Desde 2023, o Ministério da Fazenda vem discutindo a utilização de outra metodologia para determinar a taxa de juros, por uma de “taxa de mercado” ou “taxa de livre risco”, com baixo risco de crédito e mercado. Para sustentar a recomendação, o ministério faz referência às metodologias utilizadas nos EUA, onde papéis corporativos de alta qualidade são usados nos planos privados, e pelas normas para contabilização dos benefícios a empregados (CPC 33, IAS 19 e ASC 715), que também se baseiam em títulos corporativos de alta qualidade ou, na ausência destes, os títulos do Tesouro Nacional (no Brasil, as NTN-Bs são adotadas como referência).
Entretanto, a aplicação desses critérios pode resultar em enorme volatilidade do passivo no Brasil, além de, eventualmente, comprometer a solvência dos planos. Vejamos os motivos a partir da análise de alguns dos argumentos do ministério:
- “Descontar o passivo pela taxa de retorno dos ativos subestima seu valor e incentiva a tomada de riscos excessiva.”
Diferentemente dos EUA, onde a taxa de livre risco é menor e mais estável, no Brasil, devido à volatilidade econômica e ao risco inerente do nosso país, a taxa livre de risco (NTN-Bs) é muito mais alta e instável, sofrendo oscilação nos últimos dez anos em torno de 3% a 7% ao ano acima da inflação.
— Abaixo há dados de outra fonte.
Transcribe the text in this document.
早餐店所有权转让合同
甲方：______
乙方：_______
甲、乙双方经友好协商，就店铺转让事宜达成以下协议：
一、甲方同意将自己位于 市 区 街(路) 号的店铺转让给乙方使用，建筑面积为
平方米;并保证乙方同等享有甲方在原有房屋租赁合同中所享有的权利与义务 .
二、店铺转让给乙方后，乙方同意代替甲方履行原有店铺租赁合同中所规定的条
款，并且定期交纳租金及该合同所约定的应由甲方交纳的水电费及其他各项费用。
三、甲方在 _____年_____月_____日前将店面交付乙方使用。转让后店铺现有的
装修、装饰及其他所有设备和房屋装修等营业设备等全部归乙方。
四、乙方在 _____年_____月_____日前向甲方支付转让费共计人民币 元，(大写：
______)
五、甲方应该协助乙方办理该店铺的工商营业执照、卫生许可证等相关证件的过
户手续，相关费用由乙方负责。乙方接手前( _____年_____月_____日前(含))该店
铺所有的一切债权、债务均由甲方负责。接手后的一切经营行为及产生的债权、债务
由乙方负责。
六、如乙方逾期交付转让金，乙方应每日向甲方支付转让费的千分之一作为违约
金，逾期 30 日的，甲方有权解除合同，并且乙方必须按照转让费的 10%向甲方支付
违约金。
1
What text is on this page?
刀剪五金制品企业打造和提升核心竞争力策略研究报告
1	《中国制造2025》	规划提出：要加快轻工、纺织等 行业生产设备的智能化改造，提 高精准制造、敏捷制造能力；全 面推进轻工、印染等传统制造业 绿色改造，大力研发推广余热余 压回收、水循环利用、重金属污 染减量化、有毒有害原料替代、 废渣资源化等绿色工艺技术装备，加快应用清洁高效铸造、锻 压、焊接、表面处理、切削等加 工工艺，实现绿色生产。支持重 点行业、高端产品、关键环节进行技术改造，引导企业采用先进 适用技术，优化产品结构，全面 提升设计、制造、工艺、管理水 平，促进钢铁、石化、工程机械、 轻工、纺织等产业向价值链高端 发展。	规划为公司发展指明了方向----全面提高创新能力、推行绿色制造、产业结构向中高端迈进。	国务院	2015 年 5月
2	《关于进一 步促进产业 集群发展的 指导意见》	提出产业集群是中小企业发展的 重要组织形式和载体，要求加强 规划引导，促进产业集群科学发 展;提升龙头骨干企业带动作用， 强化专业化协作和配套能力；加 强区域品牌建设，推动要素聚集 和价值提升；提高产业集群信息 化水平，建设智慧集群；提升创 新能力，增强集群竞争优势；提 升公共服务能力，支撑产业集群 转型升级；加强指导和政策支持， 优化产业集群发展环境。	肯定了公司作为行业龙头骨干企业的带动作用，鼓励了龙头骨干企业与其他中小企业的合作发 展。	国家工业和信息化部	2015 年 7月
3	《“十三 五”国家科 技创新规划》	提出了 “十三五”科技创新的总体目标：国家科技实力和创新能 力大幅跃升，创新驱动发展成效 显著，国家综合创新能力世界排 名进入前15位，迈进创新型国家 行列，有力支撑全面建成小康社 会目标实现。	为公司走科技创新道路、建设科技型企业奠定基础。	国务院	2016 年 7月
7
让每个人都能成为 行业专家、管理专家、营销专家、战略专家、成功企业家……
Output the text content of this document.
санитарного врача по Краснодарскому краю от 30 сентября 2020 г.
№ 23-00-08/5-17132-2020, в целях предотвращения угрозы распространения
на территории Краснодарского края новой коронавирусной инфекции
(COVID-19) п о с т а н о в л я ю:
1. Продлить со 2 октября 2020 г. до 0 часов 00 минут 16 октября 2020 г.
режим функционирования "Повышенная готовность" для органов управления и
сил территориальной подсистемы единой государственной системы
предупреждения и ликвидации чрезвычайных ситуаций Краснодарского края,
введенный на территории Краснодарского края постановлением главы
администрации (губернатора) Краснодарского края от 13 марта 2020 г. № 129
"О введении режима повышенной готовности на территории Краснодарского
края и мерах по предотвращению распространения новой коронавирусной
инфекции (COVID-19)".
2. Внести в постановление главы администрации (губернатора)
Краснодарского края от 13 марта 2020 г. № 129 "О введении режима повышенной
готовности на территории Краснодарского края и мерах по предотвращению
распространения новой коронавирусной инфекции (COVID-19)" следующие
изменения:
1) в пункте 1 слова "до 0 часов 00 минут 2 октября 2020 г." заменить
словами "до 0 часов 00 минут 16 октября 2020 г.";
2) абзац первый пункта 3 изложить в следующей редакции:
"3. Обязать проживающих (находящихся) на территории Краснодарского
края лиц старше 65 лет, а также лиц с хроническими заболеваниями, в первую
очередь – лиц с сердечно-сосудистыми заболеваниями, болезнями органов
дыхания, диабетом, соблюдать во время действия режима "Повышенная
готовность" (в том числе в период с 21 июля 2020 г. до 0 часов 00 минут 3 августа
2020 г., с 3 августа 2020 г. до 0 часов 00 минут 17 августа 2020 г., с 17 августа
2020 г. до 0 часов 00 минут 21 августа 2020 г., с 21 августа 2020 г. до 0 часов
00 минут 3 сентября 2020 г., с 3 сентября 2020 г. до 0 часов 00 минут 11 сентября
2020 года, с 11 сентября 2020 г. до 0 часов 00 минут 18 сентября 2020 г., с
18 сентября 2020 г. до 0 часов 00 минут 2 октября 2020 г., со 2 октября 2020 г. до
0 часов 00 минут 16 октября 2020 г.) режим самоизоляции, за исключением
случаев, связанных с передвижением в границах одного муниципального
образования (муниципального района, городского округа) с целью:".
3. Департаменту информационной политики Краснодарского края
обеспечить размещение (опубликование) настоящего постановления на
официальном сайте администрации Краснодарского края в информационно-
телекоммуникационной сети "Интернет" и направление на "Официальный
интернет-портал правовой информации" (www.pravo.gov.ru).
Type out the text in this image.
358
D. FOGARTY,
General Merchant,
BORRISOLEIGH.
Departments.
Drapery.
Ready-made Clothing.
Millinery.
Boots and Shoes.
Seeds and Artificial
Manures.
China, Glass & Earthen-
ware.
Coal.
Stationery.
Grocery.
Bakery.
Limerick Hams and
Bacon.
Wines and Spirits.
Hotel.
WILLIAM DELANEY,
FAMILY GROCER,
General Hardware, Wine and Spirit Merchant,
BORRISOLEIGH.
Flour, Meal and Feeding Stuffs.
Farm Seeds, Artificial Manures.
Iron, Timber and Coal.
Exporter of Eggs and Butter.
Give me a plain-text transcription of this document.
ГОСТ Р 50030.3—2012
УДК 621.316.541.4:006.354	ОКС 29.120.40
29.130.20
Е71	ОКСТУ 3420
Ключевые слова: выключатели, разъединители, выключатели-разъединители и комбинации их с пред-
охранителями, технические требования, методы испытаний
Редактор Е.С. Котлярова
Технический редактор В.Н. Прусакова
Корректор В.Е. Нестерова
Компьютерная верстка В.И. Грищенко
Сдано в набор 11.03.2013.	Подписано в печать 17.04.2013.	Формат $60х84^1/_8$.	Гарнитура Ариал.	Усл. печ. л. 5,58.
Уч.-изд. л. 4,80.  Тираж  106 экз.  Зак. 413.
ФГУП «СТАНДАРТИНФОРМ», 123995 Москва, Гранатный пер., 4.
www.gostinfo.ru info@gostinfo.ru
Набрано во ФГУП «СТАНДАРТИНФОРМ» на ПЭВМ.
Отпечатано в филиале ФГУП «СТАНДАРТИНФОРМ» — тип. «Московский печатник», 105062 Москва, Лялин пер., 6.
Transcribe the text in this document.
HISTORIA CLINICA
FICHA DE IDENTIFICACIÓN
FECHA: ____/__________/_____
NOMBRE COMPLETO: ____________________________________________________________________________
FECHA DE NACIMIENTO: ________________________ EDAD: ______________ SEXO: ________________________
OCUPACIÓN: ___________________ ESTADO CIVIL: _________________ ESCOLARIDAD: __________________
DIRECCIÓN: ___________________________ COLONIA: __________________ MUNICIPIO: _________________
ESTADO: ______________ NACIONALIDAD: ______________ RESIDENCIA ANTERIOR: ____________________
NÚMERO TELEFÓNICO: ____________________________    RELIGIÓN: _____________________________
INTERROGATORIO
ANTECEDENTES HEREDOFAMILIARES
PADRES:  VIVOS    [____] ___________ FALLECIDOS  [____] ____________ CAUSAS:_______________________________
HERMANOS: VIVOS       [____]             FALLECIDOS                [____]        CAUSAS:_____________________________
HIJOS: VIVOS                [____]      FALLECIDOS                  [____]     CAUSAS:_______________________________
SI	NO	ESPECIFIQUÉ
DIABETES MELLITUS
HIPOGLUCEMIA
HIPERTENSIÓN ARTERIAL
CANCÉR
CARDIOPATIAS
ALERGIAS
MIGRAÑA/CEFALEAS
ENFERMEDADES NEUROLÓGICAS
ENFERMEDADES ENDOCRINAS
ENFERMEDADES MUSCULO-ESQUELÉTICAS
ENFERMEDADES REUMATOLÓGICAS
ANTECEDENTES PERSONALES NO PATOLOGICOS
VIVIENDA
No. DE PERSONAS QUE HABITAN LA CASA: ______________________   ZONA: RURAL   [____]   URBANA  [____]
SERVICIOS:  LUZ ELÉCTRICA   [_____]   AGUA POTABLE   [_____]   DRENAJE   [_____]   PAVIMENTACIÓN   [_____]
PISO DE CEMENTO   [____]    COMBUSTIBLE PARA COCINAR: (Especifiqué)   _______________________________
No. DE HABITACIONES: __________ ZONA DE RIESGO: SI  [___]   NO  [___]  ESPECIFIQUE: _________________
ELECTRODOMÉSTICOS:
Quando os juros estão altos, nas projeções adotadas pelas EFPCs para determinar a meta atuarial, muitas vezes é assumida a premissa de que estes cairão, com base nas expectativas de longo prazo. Dessa forma, a “taxa livre de risco” brasileira muitas vezes acaba sendo maior que as metas atuariais das EFPCs.
O momento atual pode ser tomado como referência: se utilizássemos as NTN-Bs para cálculo do passivo (taxa real em torno de 6% ao ano), o valor deste poderia cair de 9% a 15%. Portanto, a regra atual não subestimaria o passivo.
Outro aspecto é que a adoção da taxa livre de risco incentivaria a EFPC a concentrar todo o seu patrimônio em somente um papel, a NTN-B, para um melhor casamento entre passivo e ativo, indo contra outra medida que busca a mitigação de risco: a diversificação dos ativos.
- “Taxa de desconto não deve estar exposta aos demais riscos do mercado.”
Esse conceito se aplica às normas contábeis (CPC 33, IAS 19 e ASC 715) cujo objetivo é mensurar as provisões das empresas no mundo todo utilizando uma mesma “régua”, inclusive para benefícios que sequer são lastreados por patrimônio. Entretanto, no Brasil, a adoção dessa metodologia para determinação das contribuições geraria imprevisibilidade para patrocinadoras e participantes.
Além disso, o patrimônio de um plano pode estar alocado em diversos ativos (debêntures, ações etc.), que terão retornos distintos, e esse descasamento entre os juros do ativo e passivo também resultaria em volatilidade.
- “Um fundo de pensão não pode alterar o passivo por meio de decisão estratégica de alocação.”
Se através de um trabalho profissional ficar evidenciada a obtenção de retornos superiores pelas EFPCs, nada mais justo refletir no cálculo do passivo essa expectativa.
- “Regra (atual) carrega excessiva discricionariedade no seu processo de formação.”
Neste aspecto, há oportunidades de melhoria. A legislação poderia prever critérios mais equânimes para as EFPCs projetarem as suas rentabilidades, como, por exemplo, o comportamento histórico de determinado ativo, e permitir projeções diferentes, desde que haja justificativa técnica mediante autorização à Previc.
Em resumo, embora a discussão sobre “taxa de mercado” seja relevante, é essencial que as metodologias considerem as particularidades do Brasil e promovam equilíbrio e estabilidade. Ajustes pontuais na legislação e maior padronização das projeções de retorno podem contribuir para reduzir a discricionariedade e assegurar que as decisões reflitam de forma justa e precisa a realidade econômica.